In den Programmen seines Kammerstudios fand man des öfteren "Das letzte Band" von Beckett verzeichnet. R. R. hatte eigens für dieses Stück "Evokationen auf Beckett" für Cello-Solo geschrieben. Beckett sandte dem Komponisten für seine Arbeit ein Dankschreiben.
Der Direktor des Brüsseler Rundfunks, Leonee Gras, veranlaßte, daß Bandaufnahmen von den Werken "Barock-Suite" u. "Roun­deley" hergestellt wurden.
Das belgische Fernsehen brachte eine Sendung mit R. R. im Gespräch mit einem belgischen Experten für neue Musik. Sein Name als Autor gehaltvoller Beiträge zum Musikschaffen der Gegenwart erschien immer häufiger in den Programmen repräsentativer Sinfoniekonzerte. Schließlich kamen seine Werke in der näheren Umgebung des öfteren zu Gehör. Der Bochumer Kinderchor führte seine "Weihnachtskantate: Ihr Kinderlein kommet" und die Kantate "Von Meistem und Gesellen" auf.
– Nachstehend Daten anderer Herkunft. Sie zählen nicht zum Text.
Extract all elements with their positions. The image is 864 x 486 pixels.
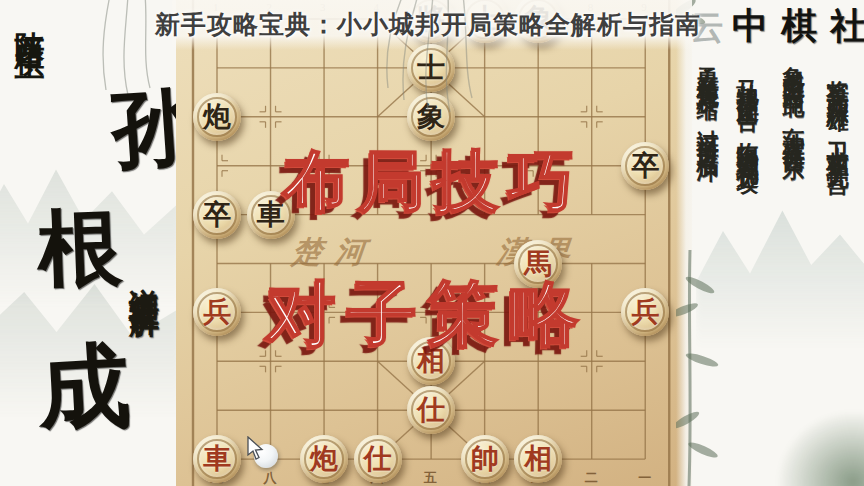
file-label-bottom: 二 bbox=[585, 469, 598, 486]
calligraphy-name-char: 孙 bbox=[108, 69, 176, 189]
calligraphy-name-char: 根 bbox=[36, 191, 124, 308]
piece-red-f7r10[interactable]: 相 bbox=[514, 435, 562, 483]
piece-red-f1r10[interactable]: 車 bbox=[193, 435, 241, 483]
piece-glyph: 炮 bbox=[203, 103, 231, 131]
piece-black-f1r5[interactable]: 卒 bbox=[193, 191, 241, 239]
piece-black-f1r3[interactable]: 炮 bbox=[193, 93, 241, 141]
piece-glyph: 相 bbox=[524, 445, 552, 473]
piece-red-f3r10[interactable]: 炮 bbox=[300, 435, 348, 483]
piece-glyph: 仕 bbox=[364, 445, 392, 473]
piece-glyph: 兵 bbox=[631, 298, 659, 326]
xiangqi-board[interactable]: 楚河 漢界 123456789 九八七六五四三二一 將士象士象炮卒卒車馬兵兵相仕… bbox=[172, 0, 692, 486]
piece-black-f5r3[interactable]: 象 bbox=[407, 93, 455, 141]
piece-glyph: 帥 bbox=[471, 445, 499, 473]
piece-glyph: 仕 bbox=[417, 396, 445, 424]
ink-mountains-right bbox=[696, 180, 864, 350]
piece-glyph: 卒 bbox=[203, 201, 231, 229]
piece-black-f9r4[interactable]: 卒 bbox=[621, 142, 669, 190]
left-tagline: 详细复盘讲解 bbox=[128, 264, 161, 288]
calligraphy-name-char: 成 bbox=[35, 324, 133, 453]
piece-black-f5r2[interactable]: 士 bbox=[407, 44, 455, 92]
piece-glyph: 車 bbox=[257, 201, 285, 229]
cursor-arrow-icon bbox=[246, 436, 268, 462]
piece-red-f4r10[interactable]: 仕 bbox=[354, 435, 402, 483]
right-calligraphy-panel: 云 中棋社 将军元帅两称雄。卫士相亚护九宫 象越方田跨南北。车冲直道任西东 马驰… bbox=[676, 0, 864, 486]
file-label-bottom: 一 bbox=[638, 469, 651, 486]
banner-exchange-strategy: 对子策略 bbox=[266, 268, 590, 362]
piece-glyph: 士 bbox=[417, 54, 445, 82]
left-corner-title: 陕西棋王 bbox=[12, 8, 47, 36]
banner-opening-skills: 布局技巧 bbox=[283, 137, 583, 227]
piece-glyph: 車 bbox=[203, 445, 231, 473]
poem-column: 象越方田跨南北。车冲直道任西东 bbox=[780, 48, 808, 145]
piece-glyph: 卒 bbox=[631, 152, 659, 180]
screenshot-stage: 楚河 漢界 123456789 九八七六五四三二一 將士象士象炮卒卒車馬兵兵相仕… bbox=[0, 0, 864, 486]
mouse-cursor bbox=[246, 436, 286, 476]
page-title: 新手攻略宝典：小小城邦开局策略全解析与指南 bbox=[155, 8, 725, 41]
piece-red-f5r9[interactable]: 仕 bbox=[407, 386, 455, 434]
piece-glyph: 炮 bbox=[310, 445, 338, 473]
poem-column: 勇卒精兵无畏缩。过河前进可横冲 bbox=[694, 50, 722, 147]
piece-glyph: 象 bbox=[417, 103, 445, 131]
river-label-chu: 楚河 bbox=[290, 232, 380, 273]
ink-trees bbox=[776, 410, 864, 486]
left-calligraphy-panel: 陕西棋王 孙 根 成 详细复盘讲解 bbox=[0, 0, 176, 486]
file-label-bottom: 五 bbox=[424, 469, 437, 486]
right-panel-header: 中棋社 bbox=[732, 2, 864, 51]
poem-column: 将军元帅两称雄。卫士相亚护九宫 bbox=[824, 62, 852, 159]
poem-column: 马驰捷径迂围合。炮隔重城利远攻 bbox=[734, 62, 762, 159]
piece-red-f6r10[interactable]: 帥 bbox=[461, 435, 509, 483]
piece-glyph: 兵 bbox=[203, 298, 231, 326]
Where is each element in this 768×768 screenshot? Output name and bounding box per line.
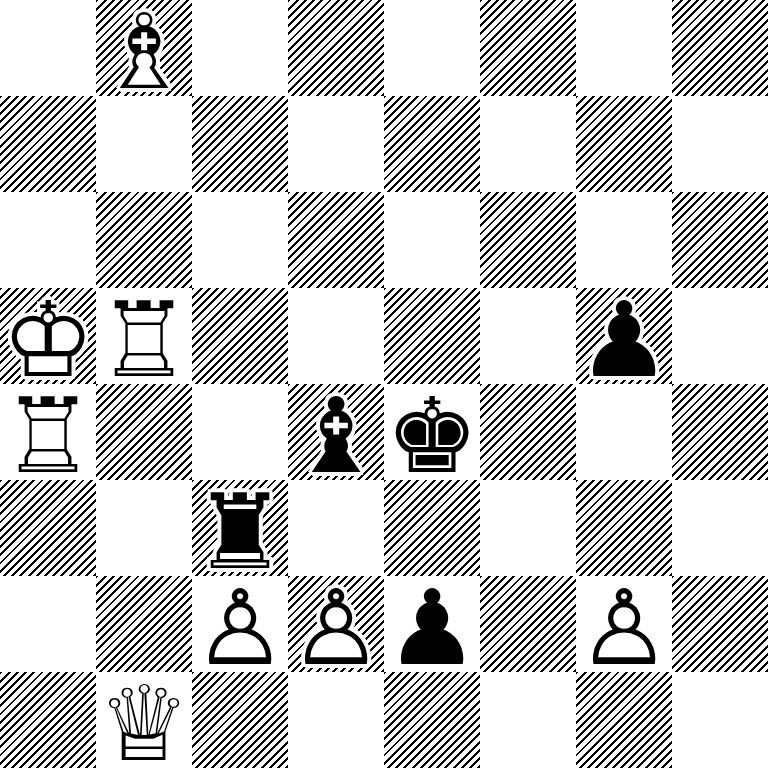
square-a3[interactable] — [0, 480, 96, 576]
square-f3[interactable] — [480, 480, 576, 576]
square-a8[interactable] — [0, 0, 96, 96]
white-pawn-glyph: ♙ — [577, 576, 670, 680]
square-h6[interactable] — [672, 192, 768, 288]
square-d6[interactable] — [288, 192, 384, 288]
white-king[interactable]: ♚♔ — [0, 288, 96, 384]
square-f2[interactable] — [480, 576, 576, 672]
square-c7[interactable] — [192, 96, 288, 192]
square-a5[interactable]: ♚♔ — [0, 288, 96, 384]
white-pawn-glyph: ♙ — [289, 576, 382, 680]
square-d1[interactable] — [288, 672, 384, 768]
square-a2[interactable] — [0, 576, 96, 672]
square-c5[interactable] — [192, 288, 288, 384]
black-rook[interactable]: ♜♜ — [192, 480, 288, 576]
black-bishop-glyph: ♝ — [289, 384, 382, 488]
square-e5[interactable] — [384, 288, 480, 384]
square-c1[interactable] — [192, 672, 288, 768]
square-c3[interactable]: ♜♜ — [192, 480, 288, 576]
square-f1[interactable] — [480, 672, 576, 768]
white-rook-glyph: ♖ — [97, 288, 190, 392]
square-e8[interactable] — [384, 0, 480, 96]
black-pawn[interactable]: ♟♟ — [384, 576, 480, 672]
white-queen-glyph: ♕ — [97, 672, 190, 768]
square-b4[interactable] — [96, 384, 192, 480]
square-a4[interactable]: ♜♖ — [0, 384, 96, 480]
square-a7[interactable] — [0, 96, 96, 192]
white-pawn[interactable]: ♟♙ — [576, 576, 672, 672]
square-d8[interactable] — [288, 0, 384, 96]
black-bishop[interactable]: ♝♝ — [288, 384, 384, 480]
square-c4[interactable] — [192, 384, 288, 480]
square-h2[interactable] — [672, 576, 768, 672]
square-g8[interactable] — [576, 0, 672, 96]
white-rook-glyph: ♖ — [1, 384, 94, 488]
square-b2[interactable] — [96, 576, 192, 672]
black-pawn-glyph: ♟ — [577, 288, 670, 392]
square-b8[interactable]: ♝♗ — [96, 0, 192, 96]
square-h8[interactable] — [672, 0, 768, 96]
square-d4[interactable]: ♝♝ — [288, 384, 384, 480]
square-b5[interactable]: ♜♖ — [96, 288, 192, 384]
square-b3[interactable] — [96, 480, 192, 576]
square-g4[interactable] — [576, 384, 672, 480]
square-e1[interactable] — [384, 672, 480, 768]
square-g1[interactable] — [576, 672, 672, 768]
square-h7[interactable] — [672, 96, 768, 192]
square-c8[interactable] — [192, 0, 288, 96]
square-g7[interactable] — [576, 96, 672, 192]
white-rook[interactable]: ♜♖ — [0, 384, 96, 480]
black-king[interactable]: ♚♚ — [384, 384, 480, 480]
square-e2[interactable]: ♟♟ — [384, 576, 480, 672]
white-bishop[interactable]: ♝♗ — [96, 0, 192, 96]
chess-board: ♝♗♚♔♜♖♟♟♜♖♝♝♚♚♜♜♟♙♟♙♟♟♟♙♛♕ — [0, 0, 768, 768]
square-b1[interactable]: ♛♕ — [96, 672, 192, 768]
square-e7[interactable] — [384, 96, 480, 192]
square-a1[interactable] — [0, 672, 96, 768]
square-b7[interactable] — [96, 96, 192, 192]
square-e4[interactable]: ♚♚ — [384, 384, 480, 480]
square-c2[interactable]: ♟♙ — [192, 576, 288, 672]
white-pawn[interactable]: ♟♙ — [288, 576, 384, 672]
white-pawn-glyph: ♙ — [193, 576, 286, 680]
square-f4[interactable] — [480, 384, 576, 480]
square-d7[interactable] — [288, 96, 384, 192]
square-f5[interactable] — [480, 288, 576, 384]
white-queen[interactable]: ♛♕ — [96, 672, 192, 768]
square-h5[interactable] — [672, 288, 768, 384]
square-h4[interactable] — [672, 384, 768, 480]
square-d2[interactable]: ♟♙ — [288, 576, 384, 672]
square-b6[interactable] — [96, 192, 192, 288]
square-c6[interactable] — [192, 192, 288, 288]
black-pawn-glyph: ♟ — [385, 576, 478, 680]
square-e3[interactable] — [384, 480, 480, 576]
square-h3[interactable] — [672, 480, 768, 576]
square-f7[interactable] — [480, 96, 576, 192]
square-a6[interactable] — [0, 192, 96, 288]
white-bishop-glyph: ♗ — [97, 0, 190, 104]
white-pawn[interactable]: ♟♙ — [192, 576, 288, 672]
square-f6[interactable] — [480, 192, 576, 288]
square-d3[interactable] — [288, 480, 384, 576]
square-f8[interactable] — [480, 0, 576, 96]
square-g3[interactable] — [576, 480, 672, 576]
square-h1[interactable] — [672, 672, 768, 768]
square-g2[interactable]: ♟♙ — [576, 576, 672, 672]
black-king-glyph: ♚ — [385, 384, 478, 488]
square-g5[interactable]: ♟♟ — [576, 288, 672, 384]
square-e6[interactable] — [384, 192, 480, 288]
white-rook[interactable]: ♜♖ — [96, 288, 192, 384]
square-g6[interactable] — [576, 192, 672, 288]
square-d5[interactable] — [288, 288, 384, 384]
black-pawn[interactable]: ♟♟ — [576, 288, 672, 384]
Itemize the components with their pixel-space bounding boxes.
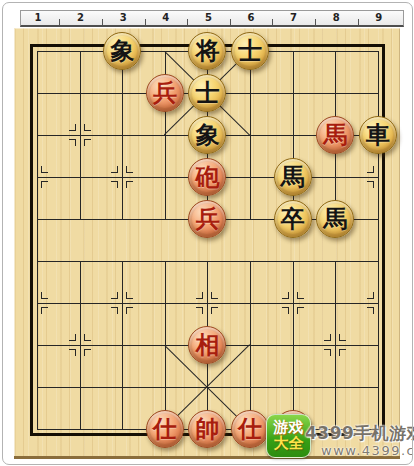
xiangqi-board[interactable]: 象将士兵士象馬車砲馬兵卒馬相仕帥仕相	[14, 28, 400, 459]
grid-file-line	[250, 261, 251, 429]
star-point-mark	[84, 334, 91, 341]
piece-red-horse[interactable]: 馬	[316, 116, 354, 154]
piece-black-elephant[interactable]: 象	[103, 32, 141, 70]
ruler-tick	[358, 19, 359, 25]
ruler-tick	[272, 19, 273, 25]
ruler-tick	[145, 19, 146, 25]
watermark-site-name: 4399手机游戏网	[305, 422, 414, 445]
grid-file-line	[80, 261, 81, 429]
piece-character: 兵	[195, 200, 219, 238]
ruler-number-2: 2	[73, 12, 89, 23]
ruler-tick	[230, 19, 231, 25]
ruler-number-9: 9	[371, 12, 387, 23]
star-point-mark	[367, 307, 374, 314]
ruler-number-1: 1	[30, 12, 46, 23]
piece-character: 車	[366, 116, 390, 154]
piece-black-soldier[interactable]: 卒	[274, 200, 312, 238]
piece-character: 馬	[281, 158, 305, 196]
grid-file-line	[335, 261, 336, 429]
piece-character: 相	[195, 326, 219, 364]
star-point-mark	[41, 166, 48, 173]
piece-character: 将	[195, 32, 219, 70]
watermark-icon-text-bottom: 大全	[274, 436, 304, 452]
star-point-mark	[324, 349, 331, 356]
star-point-mark	[111, 181, 118, 188]
star-point-mark	[367, 166, 374, 173]
piece-character: 馬	[323, 200, 347, 238]
star-point-mark	[297, 292, 304, 299]
star-point-mark	[111, 166, 118, 173]
piece-character: 士	[195, 74, 219, 112]
piece-character: 仕	[238, 410, 262, 448]
piece-character: 仕	[153, 410, 177, 448]
ruler-tick	[315, 19, 316, 25]
star-point-mark	[126, 181, 133, 188]
star-point-mark	[282, 307, 289, 314]
ruler-tick	[187, 19, 188, 25]
screenshot-root: 123456789 象将士兵士象馬車砲馬兵卒馬相仕帥仕相 游戏 大全 4399手…	[0, 0, 414, 466]
ruler-number-7: 7	[286, 12, 302, 23]
star-point-mark	[69, 334, 76, 341]
star-point-mark	[84, 124, 91, 131]
ruler-number-4: 4	[158, 12, 174, 23]
piece-red-soldier[interactable]: 兵	[146, 74, 184, 112]
piece-character: 卒	[281, 200, 305, 238]
star-point-mark	[324, 334, 331, 341]
grid-file-line	[80, 51, 81, 219]
ruler-number-5: 5	[200, 12, 216, 23]
star-point-mark	[367, 292, 374, 299]
ruler-tick	[102, 19, 103, 25]
ruler-tick	[59, 19, 60, 25]
piece-character: 帥	[195, 410, 219, 448]
star-point-mark	[69, 349, 76, 356]
piece-character: 象	[195, 116, 219, 154]
star-point-mark	[111, 307, 118, 314]
star-point-mark	[282, 292, 289, 299]
grid-file-line	[293, 261, 294, 429]
watermark-site-url: www.4399.cn	[321, 443, 414, 458]
star-point-mark	[111, 292, 118, 299]
star-point-mark	[41, 292, 48, 299]
piece-black-horse[interactable]: 馬	[274, 158, 312, 196]
star-point-mark	[211, 292, 218, 299]
file-ruler: 123456789	[20, 10, 404, 27]
star-point-mark	[126, 292, 133, 299]
grid-file-line	[378, 51, 379, 429]
piece-black-horse[interactable]: 馬	[316, 200, 354, 238]
ruler-number-6: 6	[243, 12, 259, 23]
piece-character: 馬	[323, 116, 347, 154]
grid-file-line	[122, 261, 123, 429]
piece-red-advisor[interactable]: 仕	[231, 410, 269, 448]
piece-red-general[interactable]: 帥	[188, 410, 226, 448]
piece-black-advisor[interactable]: 士	[231, 32, 269, 70]
grid-file-line	[37, 51, 38, 429]
piece-character: 象	[110, 32, 134, 70]
star-point-mark	[339, 349, 346, 356]
piece-character: 士	[238, 32, 262, 70]
star-point-mark	[211, 307, 218, 314]
star-point-mark	[41, 307, 48, 314]
piece-character: 兵	[153, 74, 177, 112]
piece-red-advisor[interactable]: 仕	[146, 410, 184, 448]
star-point-mark	[196, 292, 203, 299]
star-point-mark	[126, 166, 133, 173]
star-point-mark	[297, 307, 304, 314]
star-point-mark	[69, 139, 76, 146]
star-point-mark	[84, 139, 91, 146]
star-point-mark	[84, 349, 91, 356]
ruler-number-8: 8	[328, 12, 344, 23]
grid-file-line	[122, 51, 123, 219]
piece-black-chariot[interactable]: 車	[359, 116, 397, 154]
star-point-mark	[69, 124, 76, 131]
star-point-mark	[339, 334, 346, 341]
star-point-mark	[196, 307, 203, 314]
star-point-mark	[126, 307, 133, 314]
star-point-mark	[41, 181, 48, 188]
star-point-mark	[367, 181, 374, 188]
ruler-number-3: 3	[115, 12, 131, 23]
piece-character: 砲	[195, 158, 219, 196]
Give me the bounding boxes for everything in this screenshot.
Es folgten Engagements in bedeutende Badeorte (Karlsbad ­Kudowa - Liebenstein - Pyrmont u. a.). Eine Tournee durch Italien mit Konzerten für zwei Klaviere war noch geplant, jedoch der Ausbruch des Krieges machte alle Pläne zunichte. Wir spielten nochmals im Deutschlandsender das Es-Dur-Klavierkonzert von Mozart. Der damalige Kapellmeister des Deutschlandsenders Dobrindt nahm mit seinem Orchester die "Tänzerische Suite" auf Band, welche während des Krieges häufig gesendet wurde. Nunmehr gibt es dieses Werk noch für elektronische Orgel.
Anfang des Krieges war R. R beim Zollgrenzschutz in der Normandie stationiert. Auf Grund seiner musikalischen Fähigkeiten wurde er nach Paris beordert. Sein Vorgesetzter, ein musikinteressierter Zollrat, gestattete ihm, während seiner Dienstzeit Noten zu schreiben und beurlaubte ihn dazu, zwei Sinfoniekonzerte in Paris (Pleyel-Saal) mit dem Lamoureux-Orchester zu veranstalten. Außerdem beauftragte man ihn, im Radio Paris wöchentlich eine Stunde mit neuer Musik zu bringen. Somit hatte R. R. die Möglichkeit, eine große Anzahl französischer zeitgenössischer Komponisten aufzuführen, die ihm allesamt nach Beendigung des Krieges ihre Freundschaft anboten.
Auch in Belgien fand er immer mehr gute Freunde. Es waren derer so viele, daß man sie an dieser Stelle nicht alle nennen kann. Zu den Treuesten zählten: Paul von Crombrüggen - Leonee Gras (Direktor des Brüsseler Rundfunks) und vor allem sein bester Freund Renier van der Velden (Direktor des flämischen Rundfunks in Antwerpen). Unzählige Male kamen Sendungen über den Antwerpener Sender zu uns nach Deutschland.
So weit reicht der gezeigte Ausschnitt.